I work in experimental neuroscience. I use R Notebooks as my lab notebooks. Each experiment I run has a corresponding folder in which I have:

experiment_A/

R Notebook file for the experiment
data/
output/

This works well, and everything is self-contained in the top level folder. All the code and output are in one place and if anyone wants to reproduce my work for a given experiment they can.

The messy part comes when I'm compiling a bunch of individual experiments together to write a manuscript.

I know that the ideal is to make everything reproducible and self-contained in a single directory structure. The manuscript is related to the individual experimental results that comprise it, but it's a separate entity.
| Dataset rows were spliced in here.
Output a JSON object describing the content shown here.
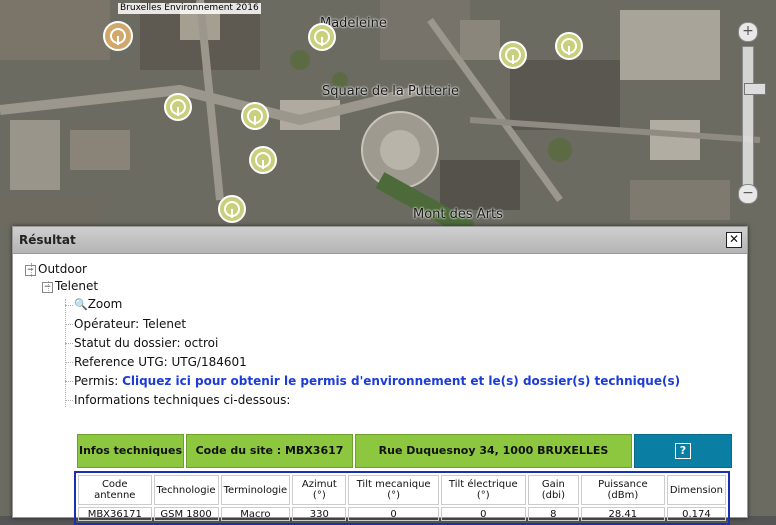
{
  "map": {
    "copyright": "Bruxelles Environnement 2016",
    "places": [
      {
        "name": "Madeleine"
      },
      {
        "name": "Square de la Putterie"
      },
      {
        "name": "Mont des Arts"
      }
    ]
  },
  "zoom": {
    "plus": "+",
    "minus": "−"
  },
  "dialog": {
    "title": "Résultat",
    "close": "✕",
    "tree": {
      "outdoor": "Outdoor",
      "telenet": "Telenet",
      "zoom": "Zoom",
      "operateur": "Opérateur: Telenet",
      "statut": "Statut du dossier: octroi",
      "reference": "Reference UTG: UTG/184601",
      "permis_label": "Permis:",
      "permis_link": "Cliquez ici pour obtenir le permis d'environnement et le(s) dossier(s) technique(s)",
      "infos": "Informations techniques ci-dessous:"
    },
    "info_bar": {
      "infos": "Infos techniques",
      "code_site": "Code du site : MBX3617",
      "address": "Rue Duquesnoy 34, 1000 BRUXELLES",
      "help": "?"
    },
    "table": {
      "headers": [
        "Code antenne",
        "Technologie",
        "Terminologie",
        "Azimut (°)",
        "Tilt mecanique (°)",
        "Tilt électrique (°)",
        "Gain (dbi)",
        "Puissance (dBm)",
        "Dimension"
      ],
      "rows": [
        [
          "MBX36171",
          "GSM 1800",
          "Macro",
          "330",
          "0",
          "0",
          "8",
          "28.41",
          "0.174"
        ]
      ]
    }
  },
  "colors": {
    "green_cell": "#8dc63f",
    "blue_cell": "#0a7fa3",
    "link": "#1c3cd6",
    "table_border": "#1b2fb0"
  }
}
So my question is, how should I structure this? If I'm writing a manuscript in R Markdown, should I just link to the output figures in their experiment directories? That would work for the purposes of making the manuscript, but all the code that generated those figures would be separate from the manuscript unless I copy pasted. Similarly, if anyone wants to reproduce my manuscript output, it wouldn't all be self contained. They would need each of the individual experimental Rmd files that made up the components. Does that make sense?

Is there a good way to do this? I suppose I could copy each and every experimental directory to a final manuscript/ directory upon submitting and ending the project.

When people describe R Markdown workflows, it's described as if the final product (manuscript) is the first time you're doing the analysis, writing code, and getting outputs.

But in experimental science at least, you're analyzing and visualizing results incrementally across the timeline of a whole project (months to years) and not waiting until you write your manuscript to analyze your data for the first time, all in one master Rmd file.

So how do you incorporate all that piecemeal analysis into a final manuscript without a lot of copy-pasting?

mara · April 7, 2018, 2:19pm

You might find this thread relevant.

I think perhaps that figure is a bit misleading (if interpreted literally) in terms of actual workflows. The scripts and chunks probably aren't being written or executed for the first time in article format. There's no need to put them in different directories if you use workflow tips, such as those described in Jenny's article and the latter thread below.

achamess · April 7, 2018, 4:15pm

Thanks for this! And to @jennybryan for the insights from her articles and threads.

This one is extremely useful: http://journals.plos.org/ploscompbiol/article?id=10.1371/journal.pcbi.1005510#sec009

I suppose one solution would be to change how I structure my work. I could create a new top-level directory in my lab notebook that includes both the manuscript files and the experiment folders. That will require changing how I organize my work, but that's not trivial, but doable.

Integrating code chunks from individual Rmd files into the master manuscript file may not be necessary if one can at least track back to the original within the directory hierarchy.

prosoitos · April 17, 2018, 7:24am

I would create one "super root" directory (called for instance "thesis").

In it, I would create a directory for each experiment. Those are the regular project roots, where your .Rproj will live if you use RStudio projects. That way, you can work on multiple sub-projects (= experiments) at the same time if you want (by having multiple RStudio instances open).

To avoid copying and pasting, if you ever need to use files from one experiment to another, I would create links (super easy to do in linux, not sure how to do them with other OS).

For portability, since you want something self-contained, I would consider the whole super root "thesis" as the unit. Your individual experiments cannot live independently and if you were to share your project with someone, you would have to give them the entire "thesis" repository.

prosoitos · April 17, 2018, 7:28am

Just read your last reply (had only read your question): you came up with more or less the same idea.

For your "master Rmd manuscript", if you wanted to be fancy, you could use a Makefile that will automatically build a document from your various Rmd files. If you want to keep it simpler however, you could probably source your various files into your master file (not sure if it is an option with Rmd, but it is very easy in R).

prosoitos · April 17, 2018, 7:31am

I don't think that creating that "top-level directory" (or what I called the "super root") should change your workflow if you keep each experiment as an RStudio project. You just have to create the necessary links between files and make sure that the whole thing always remain together.

If you version control your work, the links are going to be a pain though... You probably want to version control the whole thing (so have your .git or .svn in your "top-level directory").